The obligations from WTO membership can be summarised into two categories. First, reduction in trade barriers which is related to policy, and second, establishment of basic investment environment and procedures and legislation related to implementation. This article deals with implementation of second category requiring commitments on customs valuation, Intellectual Property Rights (IPR) and Sanitary and Phytosanitary Standards (SPS). Weak legislation, cumbersome procedures and ineffective institutions call for huge investments for WTO compatibility. Such investment in equ-ipment, manpower, systems and expatriates raises the question whether it would be a productive investment for LDCs to join WTO considering the capacity, the large size of investments and the benefits derived from alternative development priorities like poverty reduction and MDGs.
The absence of ownership, weak assessment of implementation costs and marginalisation of the majority of developing countries have given rise to the lack of confidence and drained political will. The LDCs take obligations as a ‘commitment trap’. Advanced countries should realise that the obligations imposed are not feasible for LDCs. If the obligations are not met, they need to be rescued through empowerment, enhanced participation and financial and technical support. Such support package to increase confidence of the LDCs should cover implementation cost, diagnose development issues and prescribe remedy along with binding commitment to assistance. Customs valuation agreement deals with valuation portion, thereby undermining comprehensive reforms in information, process and logistics required for enhancing market access. The agreement overlooks trade scenario, practices, logistics, regulations and problems of developing countries. High tariff, lack of control over merchandise movement and cumbersome administrative and judicial proced-ures require reforms in customs and administration.

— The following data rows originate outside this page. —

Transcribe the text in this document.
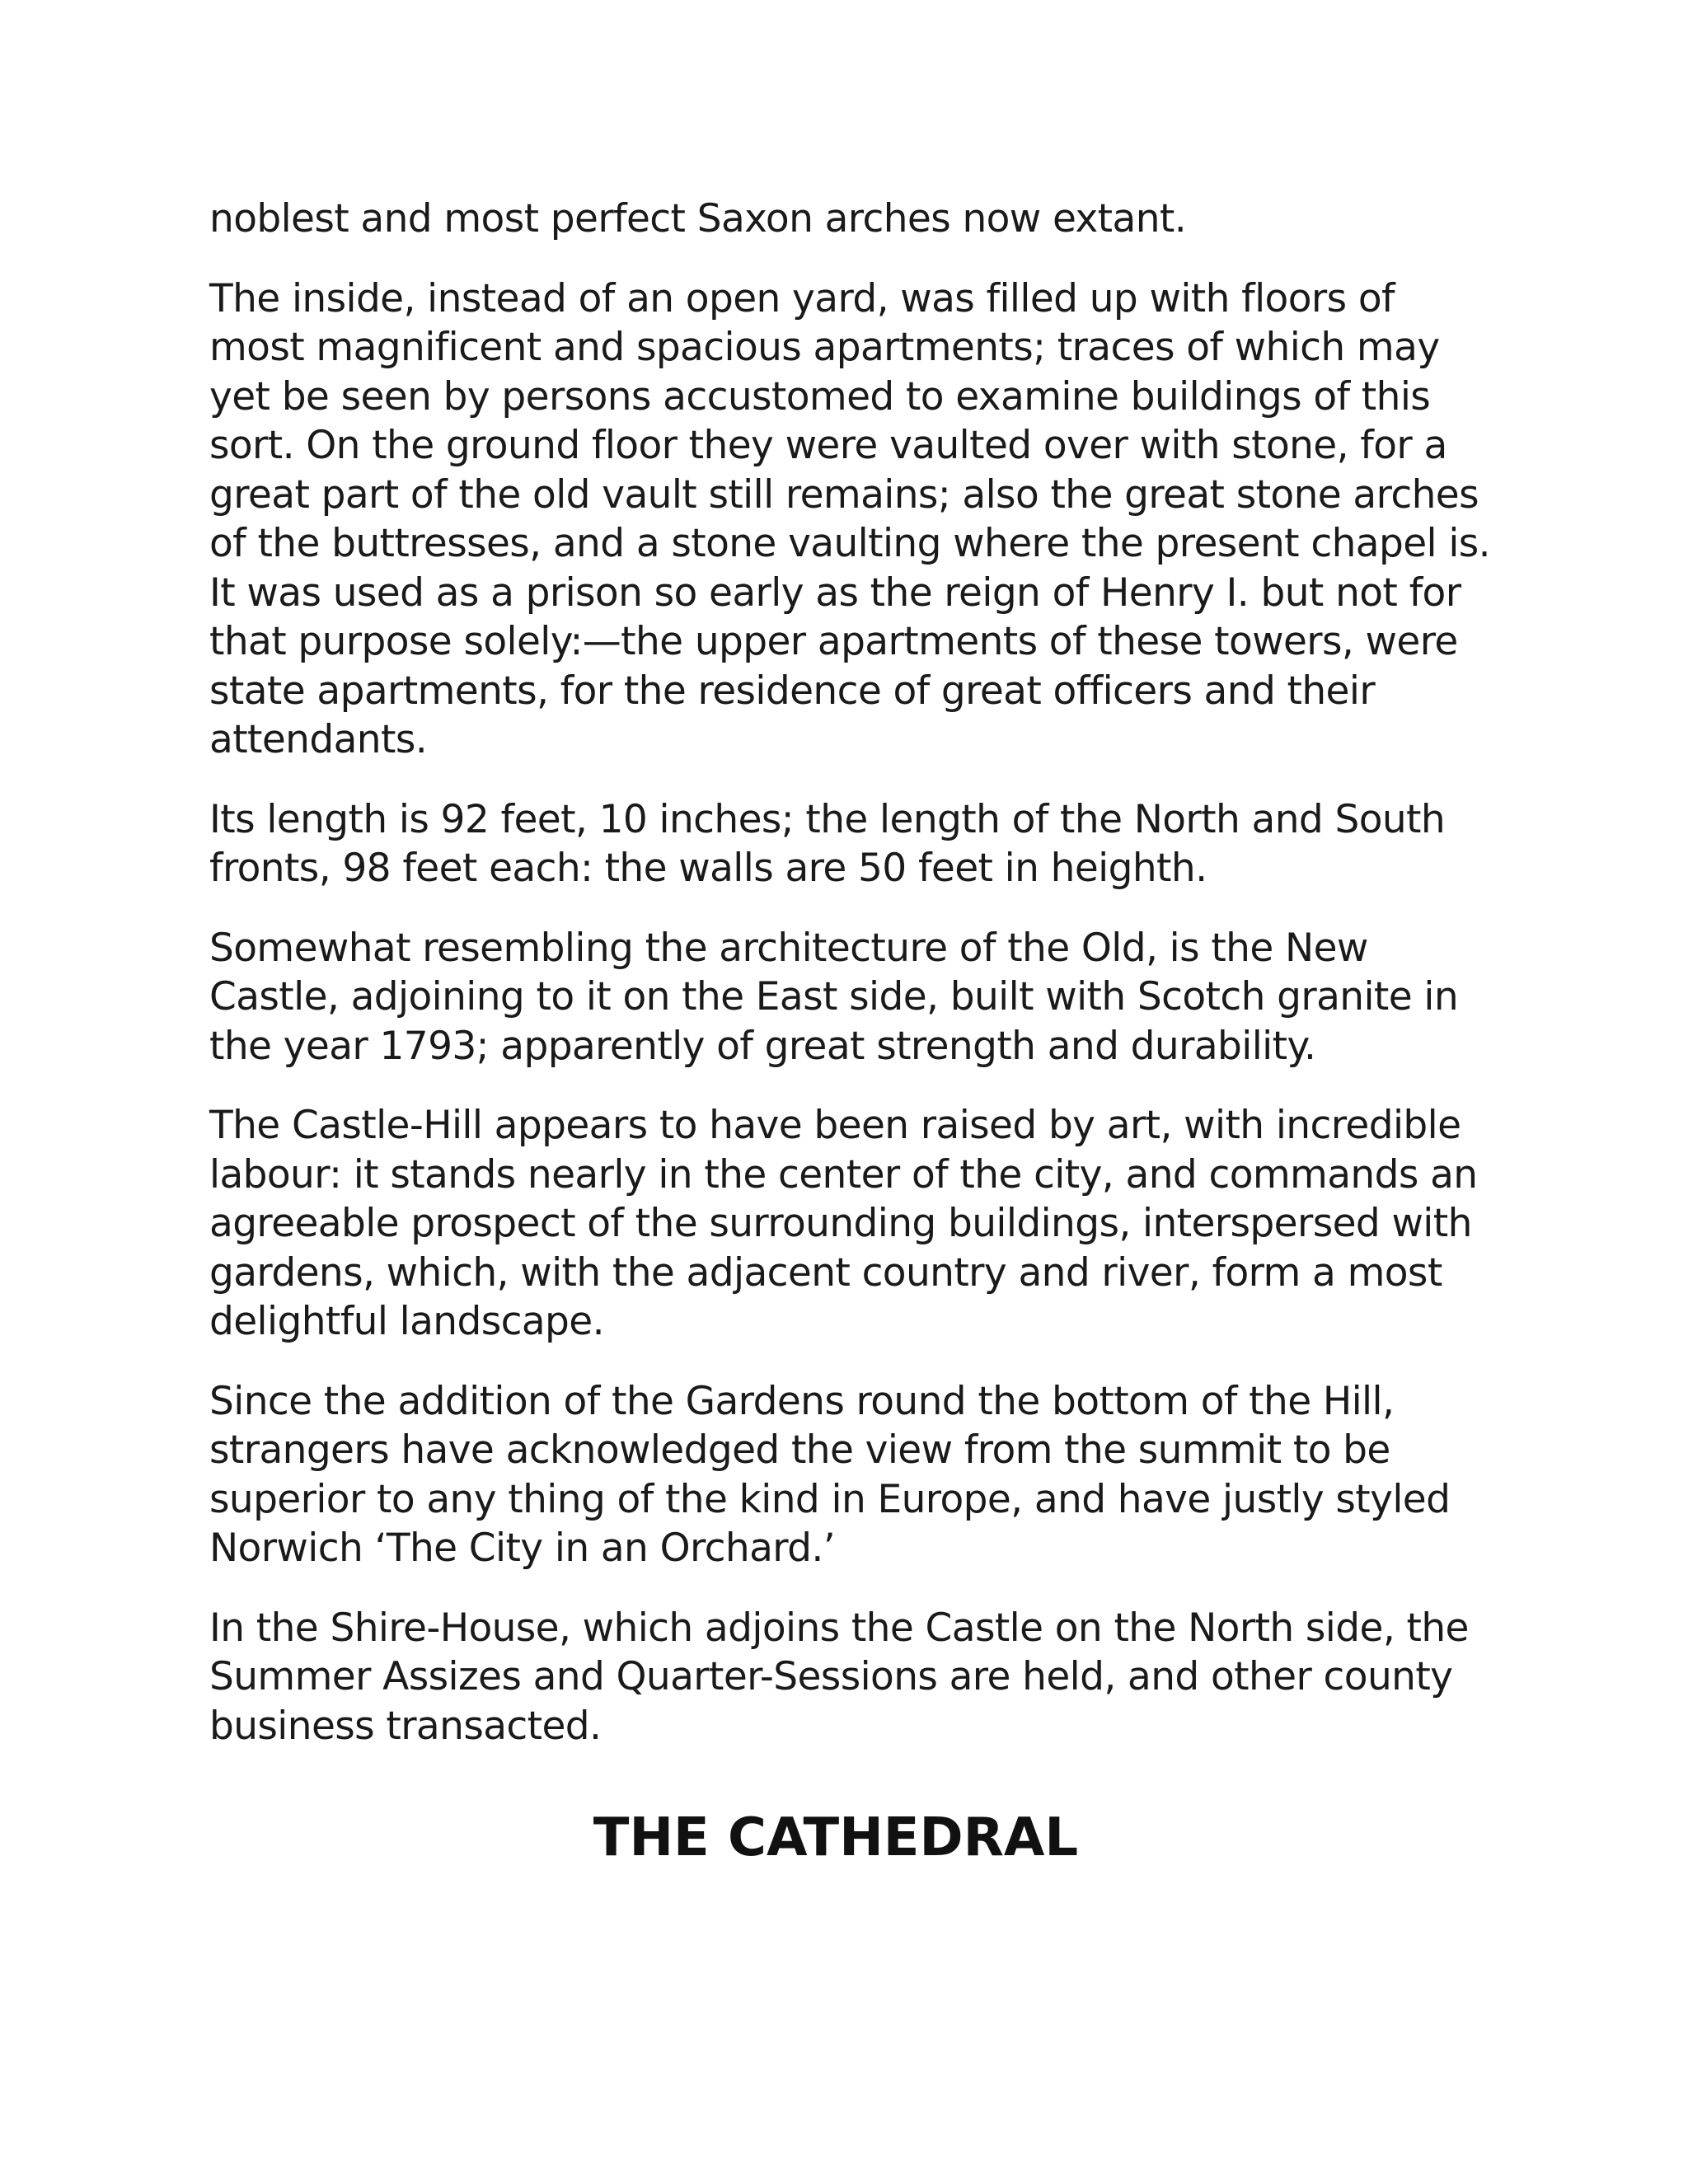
noblest and most perfect Saxon arches now extant.

The inside, instead of an open yard, was filled up with floors of most magnificent and spacious apartments; traces of which may yet be seen by persons accustomed to examine buildings of this sort. On the ground floor they were vaulted over with stone, for a great part of the old vault still remains; also the great stone arches of the buttresses, and a stone vaulting where the present chapel is. It was used as a prison so early as the reign of Henry I. but not for that purpose solely:—the upper apartments of these towers, were state apartments, for the residence of great officers and their attendants.

Its length is 92 feet, 10 inches; the length of the North and South fronts, 98 feet each: the walls are 50 feet in heighth.

Somewhat resembling the architecture of the Old, is the New Castle, adjoining to it on the East side, built with Scotch granite in the year 1793; apparently of great strength and durability.

The Castle-Hill appears to have been raised by art, with incredible labour: it stands nearly in the center of the city, and commands an agreeable prospect of the surrounding buildings, interspersed with gardens, which, with the adjacent country and river, form a most delightful landscape.

Since the addition of the Gardens round the bottom of the Hill, strangers have acknowledged the view from the summit to be superior to any thing of the kind in Europe, and have justly styled Norwich ‘The City in an Orchard.’

In the Shire-House, which adjoins the Castle on the North side, the Summer Assizes and Quarter-Sessions are held, and other county business transacted.

THE CATHEDRAL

WTO obligation compliance necessitates greater ownership and participation, assessment of cost and benefits of compliance and difficult choices between compliance and development priorities. Borrowed money has to be assessed on cost/benefit basis. The argument that scarce resources could be used for prioritised development like achieving MDGs and reducing poverty rather than diverting them to meet WTO obligations has some logic. The integrated framework established for ensuring technical assistance has fallen short of LDCs’ needs. Advanced countries’ pro-mise to assist LDCs in implementation has also not materialised. Weak institution, resource constraints and limited expertise have restrained developing countries from complying with WTO discipline. A lesson form Uruguay Round is that compliance with commitments need not be repeated. If huge requirements for investment, enhanced participation and ownership of LDCs are not dealt with, the issue of compliance will remain unresolved and hurt global integration.